I'm performing a linear regression using recipes to predict salary based on rank (assoc professor, assistant professor, and full professor), sex, discipline (applied or theoretical), years of service, and years since PhD. This data set is in the cars package.
I've created dummy variables, and transformed the dependent outcome variable into a more normal shape. I've standardized years of service and years since PhD into values between 0 and 1.

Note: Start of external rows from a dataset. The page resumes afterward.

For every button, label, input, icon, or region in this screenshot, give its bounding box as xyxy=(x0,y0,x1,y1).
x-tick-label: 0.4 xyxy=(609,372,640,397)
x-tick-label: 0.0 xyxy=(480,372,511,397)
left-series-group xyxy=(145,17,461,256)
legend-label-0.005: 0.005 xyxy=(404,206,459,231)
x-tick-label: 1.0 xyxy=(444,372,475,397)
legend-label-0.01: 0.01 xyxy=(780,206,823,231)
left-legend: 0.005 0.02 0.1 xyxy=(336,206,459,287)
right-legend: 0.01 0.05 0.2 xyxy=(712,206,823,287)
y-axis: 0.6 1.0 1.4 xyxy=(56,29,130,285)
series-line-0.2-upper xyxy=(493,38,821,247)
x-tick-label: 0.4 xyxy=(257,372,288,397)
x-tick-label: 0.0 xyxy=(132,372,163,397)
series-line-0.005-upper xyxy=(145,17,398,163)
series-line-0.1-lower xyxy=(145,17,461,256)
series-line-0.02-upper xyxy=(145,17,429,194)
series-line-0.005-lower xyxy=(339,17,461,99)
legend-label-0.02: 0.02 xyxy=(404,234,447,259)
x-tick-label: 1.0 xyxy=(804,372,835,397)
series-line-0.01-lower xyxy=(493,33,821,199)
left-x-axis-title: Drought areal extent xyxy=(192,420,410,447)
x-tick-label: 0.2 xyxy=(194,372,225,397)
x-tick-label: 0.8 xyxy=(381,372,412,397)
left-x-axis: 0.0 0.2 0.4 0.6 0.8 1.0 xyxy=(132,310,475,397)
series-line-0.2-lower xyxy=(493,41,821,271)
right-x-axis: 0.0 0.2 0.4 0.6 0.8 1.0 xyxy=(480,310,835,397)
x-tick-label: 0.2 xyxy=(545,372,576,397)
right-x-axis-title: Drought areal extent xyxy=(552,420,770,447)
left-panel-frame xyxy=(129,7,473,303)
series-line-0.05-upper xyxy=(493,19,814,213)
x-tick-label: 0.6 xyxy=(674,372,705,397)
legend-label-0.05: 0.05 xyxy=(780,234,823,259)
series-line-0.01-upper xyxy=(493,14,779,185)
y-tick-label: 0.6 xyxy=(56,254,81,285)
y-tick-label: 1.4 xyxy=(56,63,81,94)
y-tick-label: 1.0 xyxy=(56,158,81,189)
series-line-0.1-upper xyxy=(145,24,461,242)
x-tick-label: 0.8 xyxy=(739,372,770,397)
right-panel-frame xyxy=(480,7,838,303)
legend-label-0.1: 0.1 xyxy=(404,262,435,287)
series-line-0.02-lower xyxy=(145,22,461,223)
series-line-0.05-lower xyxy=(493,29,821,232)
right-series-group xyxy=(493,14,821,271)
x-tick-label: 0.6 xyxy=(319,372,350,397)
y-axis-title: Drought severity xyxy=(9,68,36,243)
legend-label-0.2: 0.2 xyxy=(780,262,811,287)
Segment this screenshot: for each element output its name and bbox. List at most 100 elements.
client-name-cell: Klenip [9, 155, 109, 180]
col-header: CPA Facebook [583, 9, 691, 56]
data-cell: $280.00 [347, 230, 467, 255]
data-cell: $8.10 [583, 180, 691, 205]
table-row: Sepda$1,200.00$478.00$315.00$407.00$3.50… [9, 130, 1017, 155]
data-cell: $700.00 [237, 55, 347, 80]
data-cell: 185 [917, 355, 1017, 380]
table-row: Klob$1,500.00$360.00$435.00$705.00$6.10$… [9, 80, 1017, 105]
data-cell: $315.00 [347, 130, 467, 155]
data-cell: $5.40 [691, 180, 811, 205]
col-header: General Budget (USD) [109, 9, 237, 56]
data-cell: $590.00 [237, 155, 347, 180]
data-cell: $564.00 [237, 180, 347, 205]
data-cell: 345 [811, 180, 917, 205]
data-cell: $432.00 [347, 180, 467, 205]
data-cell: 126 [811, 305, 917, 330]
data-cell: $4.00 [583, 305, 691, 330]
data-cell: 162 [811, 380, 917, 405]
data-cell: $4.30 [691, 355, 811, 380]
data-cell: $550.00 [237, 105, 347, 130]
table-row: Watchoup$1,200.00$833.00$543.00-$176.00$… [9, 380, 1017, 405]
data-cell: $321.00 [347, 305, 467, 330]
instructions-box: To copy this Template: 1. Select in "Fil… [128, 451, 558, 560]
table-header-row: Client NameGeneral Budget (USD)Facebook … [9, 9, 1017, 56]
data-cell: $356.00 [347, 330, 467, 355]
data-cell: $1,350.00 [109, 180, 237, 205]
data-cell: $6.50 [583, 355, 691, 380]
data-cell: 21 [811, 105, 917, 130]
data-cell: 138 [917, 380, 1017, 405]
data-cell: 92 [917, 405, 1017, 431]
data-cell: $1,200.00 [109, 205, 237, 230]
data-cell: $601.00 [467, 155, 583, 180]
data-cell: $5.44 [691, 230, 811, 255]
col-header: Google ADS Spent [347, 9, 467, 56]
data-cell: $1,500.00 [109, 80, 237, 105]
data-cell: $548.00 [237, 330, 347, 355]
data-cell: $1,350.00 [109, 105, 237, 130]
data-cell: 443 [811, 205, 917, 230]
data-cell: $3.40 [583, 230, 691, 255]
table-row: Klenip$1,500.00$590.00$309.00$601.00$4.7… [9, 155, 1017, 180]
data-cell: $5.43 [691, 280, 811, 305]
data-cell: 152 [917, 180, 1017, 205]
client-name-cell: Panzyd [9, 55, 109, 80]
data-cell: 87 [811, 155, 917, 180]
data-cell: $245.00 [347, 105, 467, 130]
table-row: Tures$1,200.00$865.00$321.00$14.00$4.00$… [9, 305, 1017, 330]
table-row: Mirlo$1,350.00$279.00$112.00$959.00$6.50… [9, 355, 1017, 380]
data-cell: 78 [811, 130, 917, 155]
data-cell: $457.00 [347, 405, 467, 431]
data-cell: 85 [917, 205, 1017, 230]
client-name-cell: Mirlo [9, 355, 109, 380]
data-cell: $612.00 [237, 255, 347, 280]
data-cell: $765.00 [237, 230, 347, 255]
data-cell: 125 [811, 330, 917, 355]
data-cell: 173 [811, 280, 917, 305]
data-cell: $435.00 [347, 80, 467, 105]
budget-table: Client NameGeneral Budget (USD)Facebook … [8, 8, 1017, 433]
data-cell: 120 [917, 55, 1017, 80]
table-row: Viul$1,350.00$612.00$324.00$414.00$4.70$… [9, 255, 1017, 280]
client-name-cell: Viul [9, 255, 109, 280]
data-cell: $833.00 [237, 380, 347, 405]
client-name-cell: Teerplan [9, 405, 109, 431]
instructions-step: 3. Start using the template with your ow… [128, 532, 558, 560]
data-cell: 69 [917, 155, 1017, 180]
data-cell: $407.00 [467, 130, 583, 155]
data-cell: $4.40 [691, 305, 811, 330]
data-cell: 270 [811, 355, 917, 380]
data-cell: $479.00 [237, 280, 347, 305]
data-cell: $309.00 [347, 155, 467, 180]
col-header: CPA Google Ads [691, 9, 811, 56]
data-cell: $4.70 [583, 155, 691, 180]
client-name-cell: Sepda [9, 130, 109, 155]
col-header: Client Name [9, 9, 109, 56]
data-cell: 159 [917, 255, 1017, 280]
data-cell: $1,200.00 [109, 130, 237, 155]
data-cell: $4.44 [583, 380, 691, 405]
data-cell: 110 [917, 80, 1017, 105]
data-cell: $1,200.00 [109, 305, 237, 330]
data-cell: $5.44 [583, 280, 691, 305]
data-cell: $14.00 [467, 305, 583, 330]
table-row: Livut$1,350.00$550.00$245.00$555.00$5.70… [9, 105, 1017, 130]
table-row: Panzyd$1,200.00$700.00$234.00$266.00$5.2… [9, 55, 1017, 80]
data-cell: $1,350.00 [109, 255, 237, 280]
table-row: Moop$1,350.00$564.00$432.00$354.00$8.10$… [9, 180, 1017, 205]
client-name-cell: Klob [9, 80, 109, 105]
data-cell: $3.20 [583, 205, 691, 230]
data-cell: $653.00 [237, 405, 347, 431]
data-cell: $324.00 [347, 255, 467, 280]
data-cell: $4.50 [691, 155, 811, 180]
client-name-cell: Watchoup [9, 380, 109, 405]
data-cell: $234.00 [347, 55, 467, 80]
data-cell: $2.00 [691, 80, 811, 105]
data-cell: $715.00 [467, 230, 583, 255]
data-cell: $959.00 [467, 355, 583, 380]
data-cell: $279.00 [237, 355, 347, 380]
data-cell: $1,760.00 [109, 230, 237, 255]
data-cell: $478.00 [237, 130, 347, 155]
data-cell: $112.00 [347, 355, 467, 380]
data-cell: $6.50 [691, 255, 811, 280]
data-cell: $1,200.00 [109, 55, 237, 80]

salary.split <- initial_split(salary.df)
sal.train <- training(salary.split)
sal.test <- testing(salary.split)
sal.recipe <- recipe(salary ~ ., data = salary.df) %>%
step_log(salary) %>%
step_dummy(all_nominal()) %>%
step_range(yrs.since.phd) %>%
step_range(yrs.service)
sal.rec <- prep(sal.recipe, training = sal.train) %>% bake(new_data = sal.train)
sal.lm <- lm(sal.rec)
summary(sal.lm)
The results of the summary:
Call:
lm(formula = sal.rec)
Residuals:
Min 1Q Median 3Q Max
-0.17727 -0.05780 -0.01406 0.04221 0.34499
Coefficients:
Estimate Std. Error t value Pr(>|t|)
(Intercept) -0.3052564 0.3240025 -0.942 0.34690
yrs.service 0.8054404 0.0292577 27.529 < 2e-16 ***
salary 0.0375859 0.0285323 1.317 0.18877
rank_AsstProf -0.0528260 0.0184926 -2.857 0.00459 **
rank_Prof 0.0740925 0.0174977 4.234 3.08e-05 ***
discipline_B -0.0438070 0.0107863 -4.061 6.28e-05 ***
sex_Male 0.0006626 0.0165779 0.040 0.96815
---
Signif. codes: 0 ‘***’ 0.001 ‘**’ 0.01 ‘*’ 0.05 ‘.’ 0.1 ‘ ’ 1
Residual standard error: 0.08639 on 291 degrees of freedom
Multiple R-squared: 0.8656, Adjusted R-squared: 0.8628
F-statistic: 312.2 on 6 and 291 DF, p-value: < 2.2e-16
When I look at the variable information (sal.recipe$var_info
):
# A tibble: 6 x 4
variable type role source
<chr> <chr> <chr> <chr>
1 rank nominal predictor original
2 discipline nominal predictor original
3 yrs.since.phd numeric predictor original
4 yrs.service numeric predictor original
5 sex nominal predictor original
6 salary numeric outcome original
which shows salary as an outcome, not a predictor. Why is salary showing up as a coefficient when I look at the summary information for the linear model?